I'm using the following function to compute the CRC32 of a file in a VS2008, .NET 3.5 project:
public UInt32 ComputeHash(System.IO.Stream stream)
{
unchecked
{
const int BUFFER_SIZE = 1024;
UInt32 crc32Result = 0xFFFFFFFF;
byte[] buffer = new byte[BUFFER_SIZE];
int count = stream.Read(buffer, 0, BUFFER_SIZE);
while (count > 0)
{
for (int i = 0; i < count; i++)
{
crc32Result = ((crc32Result) >> 8) ^ _crc32Table[(buffer[i]) ^ (crc32Result) & _LOOKUP_TABLE_MAX_INDEX];
}
count = stream.Read(buffer, 0, BUFFER_SIZE);
}
return ~crc32Result;
}
}
For the sake of brevity, I have left out the function that builds the lookup table (_crc32Table). The table is an array of UInt32, is built when the class is instantiated, and contains 256 values (256 is also the value of _LOOKUP_TABLE_MAX_INDEX + 1).
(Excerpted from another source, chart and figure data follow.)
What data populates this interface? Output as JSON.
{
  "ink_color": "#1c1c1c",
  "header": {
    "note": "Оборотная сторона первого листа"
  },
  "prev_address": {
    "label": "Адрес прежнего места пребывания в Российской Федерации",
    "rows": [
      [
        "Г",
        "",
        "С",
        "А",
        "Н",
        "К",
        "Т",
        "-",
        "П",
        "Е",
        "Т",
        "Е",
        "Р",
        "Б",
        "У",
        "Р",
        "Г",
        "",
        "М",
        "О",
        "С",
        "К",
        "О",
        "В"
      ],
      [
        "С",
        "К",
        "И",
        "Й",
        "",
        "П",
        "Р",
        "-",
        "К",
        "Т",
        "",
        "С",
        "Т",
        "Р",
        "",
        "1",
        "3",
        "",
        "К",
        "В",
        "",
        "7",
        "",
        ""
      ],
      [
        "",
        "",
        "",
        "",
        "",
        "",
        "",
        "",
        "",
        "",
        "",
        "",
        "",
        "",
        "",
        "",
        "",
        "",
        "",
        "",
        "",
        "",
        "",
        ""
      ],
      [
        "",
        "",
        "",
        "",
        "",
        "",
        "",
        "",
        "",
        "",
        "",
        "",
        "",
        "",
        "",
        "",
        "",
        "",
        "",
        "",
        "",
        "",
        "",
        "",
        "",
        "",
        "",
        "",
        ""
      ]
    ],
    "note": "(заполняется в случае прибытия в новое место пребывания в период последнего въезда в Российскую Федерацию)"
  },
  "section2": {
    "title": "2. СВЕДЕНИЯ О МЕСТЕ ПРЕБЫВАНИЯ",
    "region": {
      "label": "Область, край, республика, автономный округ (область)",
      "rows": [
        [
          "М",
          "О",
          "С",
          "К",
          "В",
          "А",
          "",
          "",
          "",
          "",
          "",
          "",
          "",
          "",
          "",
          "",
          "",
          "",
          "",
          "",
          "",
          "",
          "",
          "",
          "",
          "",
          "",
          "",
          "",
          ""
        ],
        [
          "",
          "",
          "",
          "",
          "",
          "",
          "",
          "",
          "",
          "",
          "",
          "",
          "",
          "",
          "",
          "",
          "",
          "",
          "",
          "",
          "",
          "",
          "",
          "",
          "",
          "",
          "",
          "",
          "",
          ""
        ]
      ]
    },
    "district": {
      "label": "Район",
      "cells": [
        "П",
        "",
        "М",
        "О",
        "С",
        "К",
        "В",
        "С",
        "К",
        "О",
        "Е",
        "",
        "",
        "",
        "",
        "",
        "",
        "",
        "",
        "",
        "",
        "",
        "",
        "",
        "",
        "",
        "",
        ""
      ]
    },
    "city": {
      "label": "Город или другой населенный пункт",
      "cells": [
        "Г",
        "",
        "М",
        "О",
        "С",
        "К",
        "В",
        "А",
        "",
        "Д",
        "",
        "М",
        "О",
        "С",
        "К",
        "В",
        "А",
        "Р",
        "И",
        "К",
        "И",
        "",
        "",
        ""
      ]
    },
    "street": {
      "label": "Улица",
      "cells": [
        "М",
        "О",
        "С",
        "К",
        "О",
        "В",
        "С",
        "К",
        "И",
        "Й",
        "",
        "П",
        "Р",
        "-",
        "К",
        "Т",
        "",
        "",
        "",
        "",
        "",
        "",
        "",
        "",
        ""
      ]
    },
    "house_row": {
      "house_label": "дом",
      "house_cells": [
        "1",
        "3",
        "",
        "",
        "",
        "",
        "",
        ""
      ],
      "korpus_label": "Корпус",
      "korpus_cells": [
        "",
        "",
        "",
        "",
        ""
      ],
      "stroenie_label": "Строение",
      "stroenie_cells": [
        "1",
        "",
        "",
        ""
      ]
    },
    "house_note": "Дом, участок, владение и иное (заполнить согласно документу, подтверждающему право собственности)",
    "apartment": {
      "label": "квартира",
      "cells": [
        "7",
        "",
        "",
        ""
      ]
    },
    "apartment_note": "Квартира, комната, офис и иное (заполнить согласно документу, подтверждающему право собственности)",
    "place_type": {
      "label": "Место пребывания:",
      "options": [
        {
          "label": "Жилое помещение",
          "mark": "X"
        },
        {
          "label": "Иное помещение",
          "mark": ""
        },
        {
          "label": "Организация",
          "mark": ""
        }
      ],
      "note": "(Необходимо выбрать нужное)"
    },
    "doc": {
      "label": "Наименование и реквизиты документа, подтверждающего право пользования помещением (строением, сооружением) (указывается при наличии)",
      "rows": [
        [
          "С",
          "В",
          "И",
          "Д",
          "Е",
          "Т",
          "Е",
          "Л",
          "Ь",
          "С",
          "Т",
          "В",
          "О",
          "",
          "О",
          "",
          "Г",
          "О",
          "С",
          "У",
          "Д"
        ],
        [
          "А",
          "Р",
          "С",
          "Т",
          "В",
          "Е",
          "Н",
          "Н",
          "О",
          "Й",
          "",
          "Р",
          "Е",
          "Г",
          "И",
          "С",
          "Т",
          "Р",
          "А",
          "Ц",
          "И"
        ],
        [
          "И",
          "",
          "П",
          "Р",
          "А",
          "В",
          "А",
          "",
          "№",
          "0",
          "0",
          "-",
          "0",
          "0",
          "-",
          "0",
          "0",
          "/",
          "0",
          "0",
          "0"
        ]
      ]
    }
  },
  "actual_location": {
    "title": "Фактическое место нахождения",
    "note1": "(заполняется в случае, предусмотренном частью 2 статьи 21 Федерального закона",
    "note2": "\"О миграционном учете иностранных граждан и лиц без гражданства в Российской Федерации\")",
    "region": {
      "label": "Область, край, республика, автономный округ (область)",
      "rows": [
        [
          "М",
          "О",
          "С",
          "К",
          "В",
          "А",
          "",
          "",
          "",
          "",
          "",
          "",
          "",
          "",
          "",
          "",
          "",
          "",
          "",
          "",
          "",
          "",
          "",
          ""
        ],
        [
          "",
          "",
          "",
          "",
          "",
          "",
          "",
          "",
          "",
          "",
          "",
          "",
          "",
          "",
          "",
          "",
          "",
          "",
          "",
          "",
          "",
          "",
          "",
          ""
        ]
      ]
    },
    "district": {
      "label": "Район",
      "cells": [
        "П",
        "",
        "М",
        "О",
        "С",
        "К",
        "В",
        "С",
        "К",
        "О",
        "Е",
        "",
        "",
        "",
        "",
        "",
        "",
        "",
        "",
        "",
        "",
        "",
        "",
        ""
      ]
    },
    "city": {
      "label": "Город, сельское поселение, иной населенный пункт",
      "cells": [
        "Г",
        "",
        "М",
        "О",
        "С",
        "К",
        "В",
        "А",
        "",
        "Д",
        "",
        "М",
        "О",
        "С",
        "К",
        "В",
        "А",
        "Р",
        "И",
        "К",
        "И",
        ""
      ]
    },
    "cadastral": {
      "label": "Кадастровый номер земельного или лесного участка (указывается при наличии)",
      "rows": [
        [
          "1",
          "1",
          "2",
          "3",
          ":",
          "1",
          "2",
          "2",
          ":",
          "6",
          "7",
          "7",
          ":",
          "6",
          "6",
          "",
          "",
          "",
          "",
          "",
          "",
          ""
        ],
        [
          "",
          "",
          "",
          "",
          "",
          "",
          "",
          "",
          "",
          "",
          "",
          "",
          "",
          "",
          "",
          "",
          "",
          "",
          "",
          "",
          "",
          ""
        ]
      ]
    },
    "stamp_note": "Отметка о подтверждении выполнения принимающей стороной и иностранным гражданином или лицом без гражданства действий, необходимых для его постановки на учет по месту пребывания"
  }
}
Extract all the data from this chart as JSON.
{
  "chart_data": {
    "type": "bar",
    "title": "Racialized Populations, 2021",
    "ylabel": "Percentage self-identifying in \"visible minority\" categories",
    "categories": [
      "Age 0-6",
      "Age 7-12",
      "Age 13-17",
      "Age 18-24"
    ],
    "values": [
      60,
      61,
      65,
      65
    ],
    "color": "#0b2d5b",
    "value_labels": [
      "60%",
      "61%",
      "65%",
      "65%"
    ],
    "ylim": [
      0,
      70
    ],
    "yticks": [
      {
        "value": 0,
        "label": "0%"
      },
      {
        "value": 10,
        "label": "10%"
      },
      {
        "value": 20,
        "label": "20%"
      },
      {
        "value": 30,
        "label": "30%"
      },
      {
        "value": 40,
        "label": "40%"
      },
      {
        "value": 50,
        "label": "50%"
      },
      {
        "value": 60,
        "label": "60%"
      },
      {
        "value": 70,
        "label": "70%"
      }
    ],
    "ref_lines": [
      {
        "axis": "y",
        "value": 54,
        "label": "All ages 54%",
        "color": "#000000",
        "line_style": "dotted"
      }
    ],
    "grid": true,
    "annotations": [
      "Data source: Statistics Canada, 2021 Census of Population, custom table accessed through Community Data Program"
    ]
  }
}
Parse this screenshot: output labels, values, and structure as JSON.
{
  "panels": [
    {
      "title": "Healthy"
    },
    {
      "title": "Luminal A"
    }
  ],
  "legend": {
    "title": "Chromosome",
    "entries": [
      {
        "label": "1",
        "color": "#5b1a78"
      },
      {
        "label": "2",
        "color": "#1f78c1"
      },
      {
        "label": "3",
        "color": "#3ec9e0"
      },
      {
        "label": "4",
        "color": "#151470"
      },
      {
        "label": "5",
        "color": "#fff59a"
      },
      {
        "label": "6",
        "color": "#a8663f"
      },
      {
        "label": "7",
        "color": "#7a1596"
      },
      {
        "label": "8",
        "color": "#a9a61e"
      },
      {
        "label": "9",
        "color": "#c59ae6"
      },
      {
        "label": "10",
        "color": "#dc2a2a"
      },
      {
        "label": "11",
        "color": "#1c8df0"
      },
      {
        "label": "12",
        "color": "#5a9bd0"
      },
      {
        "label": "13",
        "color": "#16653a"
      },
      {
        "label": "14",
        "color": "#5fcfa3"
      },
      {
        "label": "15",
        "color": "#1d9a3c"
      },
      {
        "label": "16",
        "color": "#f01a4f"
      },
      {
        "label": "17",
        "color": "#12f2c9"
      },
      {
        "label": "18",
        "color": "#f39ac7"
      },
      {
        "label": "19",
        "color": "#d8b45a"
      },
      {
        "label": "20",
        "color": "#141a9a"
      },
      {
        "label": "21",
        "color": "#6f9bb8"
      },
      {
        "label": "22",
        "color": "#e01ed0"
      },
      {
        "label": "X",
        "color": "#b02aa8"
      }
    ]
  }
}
I have run some benchmarks comparing this to the MD5CryptoServiceProvider and SHA1CryptoServiceProvider ComputeHash functions and they are much faster. The MD5 function is over twice as fast and the SHA1 hash is about 35% faster. I was told CRC32 is fast, but that's not what I'm seeing.
Am I mistaken in my assumptions? Is this to be expected or is there a flaw in this algorithm?
You are comparing your code to built in functions and asking why they are faster. What you need to do is find the source for the built in functions. How do they work? See what's different.
Betcha the built in functions call out to a native library and cheat by not having to run inside the managed memory framework.